When determining whether to give Social Security recipients a raise, officials look at the inflation rate from the third quarter of each year. They compared this year's July, August and September with 2009's.
If inflation increases _ like it did in 2009 when energy prices shot up and there was a 5.8 percent increase in benefits _ then there are higher payments made by the government. If there's a decrease in inflation, benefits remain as they are.
Social Security trustees say the next increase in benefits will probably come in January 2012, but that doesn't help senior citizens wondering how they're going to make ends meet in 2011.
Somehow, even as the inflation rate stays low, a can of soup at the supermarket seems to cost more and more.

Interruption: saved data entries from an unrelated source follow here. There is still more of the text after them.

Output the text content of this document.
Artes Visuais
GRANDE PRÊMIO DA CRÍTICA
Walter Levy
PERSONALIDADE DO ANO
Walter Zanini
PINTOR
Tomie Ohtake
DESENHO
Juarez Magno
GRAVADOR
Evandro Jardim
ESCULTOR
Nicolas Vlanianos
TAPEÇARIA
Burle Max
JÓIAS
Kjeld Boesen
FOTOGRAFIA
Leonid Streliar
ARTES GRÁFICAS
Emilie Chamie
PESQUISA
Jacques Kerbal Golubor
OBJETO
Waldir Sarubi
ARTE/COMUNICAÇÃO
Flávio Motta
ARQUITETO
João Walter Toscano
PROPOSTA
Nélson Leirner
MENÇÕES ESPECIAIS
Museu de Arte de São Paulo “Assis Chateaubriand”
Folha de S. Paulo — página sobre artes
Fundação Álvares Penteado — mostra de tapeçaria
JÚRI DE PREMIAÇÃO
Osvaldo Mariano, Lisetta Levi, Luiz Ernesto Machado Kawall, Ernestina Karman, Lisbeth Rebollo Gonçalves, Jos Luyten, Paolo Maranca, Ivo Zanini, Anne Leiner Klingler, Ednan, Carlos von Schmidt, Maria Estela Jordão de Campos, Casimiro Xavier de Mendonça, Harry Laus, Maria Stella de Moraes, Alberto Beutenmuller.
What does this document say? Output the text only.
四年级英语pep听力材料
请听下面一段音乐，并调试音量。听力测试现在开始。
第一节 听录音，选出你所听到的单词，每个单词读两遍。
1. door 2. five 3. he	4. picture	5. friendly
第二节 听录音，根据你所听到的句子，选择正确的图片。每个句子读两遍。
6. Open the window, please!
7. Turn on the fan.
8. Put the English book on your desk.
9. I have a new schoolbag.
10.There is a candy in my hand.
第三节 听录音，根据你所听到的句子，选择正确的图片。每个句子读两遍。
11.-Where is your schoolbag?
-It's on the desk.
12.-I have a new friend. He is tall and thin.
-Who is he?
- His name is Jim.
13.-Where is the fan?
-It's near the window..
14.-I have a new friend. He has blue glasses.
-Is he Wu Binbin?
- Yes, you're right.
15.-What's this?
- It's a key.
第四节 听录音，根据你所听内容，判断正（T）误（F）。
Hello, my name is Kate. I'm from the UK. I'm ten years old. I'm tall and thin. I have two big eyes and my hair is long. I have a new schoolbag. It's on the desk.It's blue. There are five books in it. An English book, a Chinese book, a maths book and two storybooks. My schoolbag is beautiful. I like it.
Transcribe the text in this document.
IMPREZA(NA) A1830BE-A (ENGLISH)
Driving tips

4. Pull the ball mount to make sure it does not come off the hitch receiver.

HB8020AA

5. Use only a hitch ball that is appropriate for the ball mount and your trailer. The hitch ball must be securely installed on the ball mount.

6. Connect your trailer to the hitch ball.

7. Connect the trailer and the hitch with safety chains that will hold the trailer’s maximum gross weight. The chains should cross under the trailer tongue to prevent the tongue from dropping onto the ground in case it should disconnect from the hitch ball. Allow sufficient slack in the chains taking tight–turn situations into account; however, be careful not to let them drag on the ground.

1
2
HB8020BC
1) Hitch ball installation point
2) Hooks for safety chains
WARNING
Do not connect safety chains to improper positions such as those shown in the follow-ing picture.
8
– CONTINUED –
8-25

So what is to be done to a program that is predicted to run dry in 2041 if no changes are made by Congress?
One idea could be to make it easier for those who do not need that monthly Social Security check _ for instance, an over-65 Bill Gates _ to donate it back into the program.
The way things stand now, if you want to donate money to the government, you send a check to the U.S. Treasury. You can't just refuse the money in the first place.
How about a federal program that will send donated money by wealthy senior citizens directly to the Social Security coffers with an eye on increasing benefits for those most in need?
Another idea is for all the millionaires in Congress _ at last count, there were 237 of them, or 44 percent _ to eschew their pay and direct those funds and all that is spent on free mailings to tell voters how good a job they're doing to go right to Social Security.
We realize that wouldn't make much of a dent in the problem, but it would certainly make a lot of us feel a whole lot better.